China and Russia Partner to Challenge US Dollar and Disrupt Global Order

Introducing the ability to listen to Fox News articles! The BRICS bloc, comprised of countries led by China and Russia, has a clear objective: to challenge the dominance of the U.S. dollar. South Africa’s ambassador to the group emphasized this point recently, stating that the days of a dollar-centric world are over and that we now have a multipolar global trading system.

The term BRICS was coined in 2001 by Jim O’Neill, a former managing director at Goldman Sachs, to refer to the emerging economies of Brazil, Russia, India, China, and later South Africa. O’Neill predicted that these countries would surpass the G-7 superpowers in the future. The bloc was officially established in 2009 at a summit in Russia, and South Africa became a full member in 2010. Its mandate is to restructure the global political, economic and financial architecture to be more equitable and representative.

The leaders of these nations will meet for their 15th summit from August 22-24, with the notable absence of Russian President Vladimir Putin, who will be represented by Foreign Minister Sergei Lavrov due to an arrest warrant from the International Criminal Court. One of the key topics that will likely be discussed, despite not being officially on the agenda, is the creation of a new international currency.
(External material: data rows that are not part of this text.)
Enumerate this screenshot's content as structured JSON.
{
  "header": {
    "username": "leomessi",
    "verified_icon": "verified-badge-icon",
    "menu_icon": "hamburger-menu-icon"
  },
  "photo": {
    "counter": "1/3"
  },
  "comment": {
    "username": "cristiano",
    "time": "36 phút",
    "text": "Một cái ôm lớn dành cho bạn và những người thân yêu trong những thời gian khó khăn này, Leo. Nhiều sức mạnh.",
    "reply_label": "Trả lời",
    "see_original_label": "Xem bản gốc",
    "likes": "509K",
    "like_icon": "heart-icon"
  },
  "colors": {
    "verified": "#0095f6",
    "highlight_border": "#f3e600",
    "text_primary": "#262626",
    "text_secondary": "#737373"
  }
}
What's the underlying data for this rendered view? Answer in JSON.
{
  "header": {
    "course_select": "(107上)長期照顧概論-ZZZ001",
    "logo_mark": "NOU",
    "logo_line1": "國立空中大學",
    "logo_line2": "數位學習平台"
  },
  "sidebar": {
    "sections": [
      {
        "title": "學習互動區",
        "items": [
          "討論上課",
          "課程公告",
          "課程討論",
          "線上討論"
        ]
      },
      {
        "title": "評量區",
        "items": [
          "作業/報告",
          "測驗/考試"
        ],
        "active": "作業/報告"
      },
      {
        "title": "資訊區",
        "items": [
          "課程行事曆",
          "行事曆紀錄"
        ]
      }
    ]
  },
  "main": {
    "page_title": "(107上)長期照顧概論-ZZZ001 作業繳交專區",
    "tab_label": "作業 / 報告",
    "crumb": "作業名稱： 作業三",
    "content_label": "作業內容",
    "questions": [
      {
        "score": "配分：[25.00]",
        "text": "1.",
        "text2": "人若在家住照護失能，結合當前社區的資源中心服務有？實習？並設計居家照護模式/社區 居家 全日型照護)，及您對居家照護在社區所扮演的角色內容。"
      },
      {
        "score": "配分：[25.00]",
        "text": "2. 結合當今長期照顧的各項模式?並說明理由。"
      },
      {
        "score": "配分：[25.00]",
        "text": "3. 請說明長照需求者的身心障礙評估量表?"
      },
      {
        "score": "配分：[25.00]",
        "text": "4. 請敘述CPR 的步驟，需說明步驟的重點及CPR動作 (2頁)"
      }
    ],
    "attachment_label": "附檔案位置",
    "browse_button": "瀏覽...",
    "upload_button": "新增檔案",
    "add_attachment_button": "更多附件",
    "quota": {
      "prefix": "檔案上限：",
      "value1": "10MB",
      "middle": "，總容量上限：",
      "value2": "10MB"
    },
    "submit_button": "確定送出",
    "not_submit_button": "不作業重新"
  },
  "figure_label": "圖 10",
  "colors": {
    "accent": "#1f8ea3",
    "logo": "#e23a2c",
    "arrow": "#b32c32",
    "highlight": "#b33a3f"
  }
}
The aim is to establish a joint BRICS monetary unit, similar to the Euro, which would eventually replace the U.S. dollar as the primary currency for international reserves and transactions.

The move towards de-dollarization by non-Western countries has gained significant momentum in recent years. This is largely due to the “weaponization” of the U.S. dollar by the U.S. government through economic sanctions on countries with differing political views. This practice has escalated, particularly after Russia’s invasion of Ukraine in 2014, leading many countries to seek alternatives and reduce their dependence on the dollar. China, a key player in BRICS, sees this trend as an opportunity to challenge the United States’ global dominance.

Over 40 countries have expressed their interest in joining BRICS to reduce currency risk and bypass U.S. sanctions if necessary. These countries range from U.S. foes like Iran to allies like Saudi Arabia, Egypt, Indonesia, and Argentina. This demonstrates a desire to separate business and economics from politics and ideology, challenging the Western norms that have governed global trade and finance since the establishment of the Bretton Woods system in 1944.

The question remains: is this a real threat to U.S. economic hegemony, as Moscow and Beijing want us to believe? The two authoritarian regimes have aligned their interests in challenging U.S. policy, particularly in dethroning the dollar. However, the U.S. dollar still dominates global trade, accounting for 88% of international transactions and 58% of global foreign exchange reserves. The supplanting of the dollar would require much more than just grand ideas and high-level meetings; it would require the establishment of rule of law and credibility, qualities lacking in the leadership of Russia and China.

While it may take decades for the dollar to be replaced, it is important for U.S. policymakers to acknowledge the trend of de-dollarization and not dismiss it as ridiculous. The growth and influence of BRICS cannot be ignored, as it represents a significant economic and geopolitical force in the world. Going forward, it is crucial for the United States to consider the implications of its actions on the global stage and maintain trust and the rule of law, which have been the pillars of the dollar’s status as a global reserve currency.

In conclusion, the BRICS bloc’s ambition to challenge the U.S. dollar is a real concern. While the dollar’s dominance may continue for the foreseeable future, it is imperative for the United States to address the grievances that have led to the rise of de-dollarization and to ensure that its actions align with principles of trust and the rule of law. By doing so, the United States can maintain its position on the global stage and adapt to the changing dynamics of international trade and finance.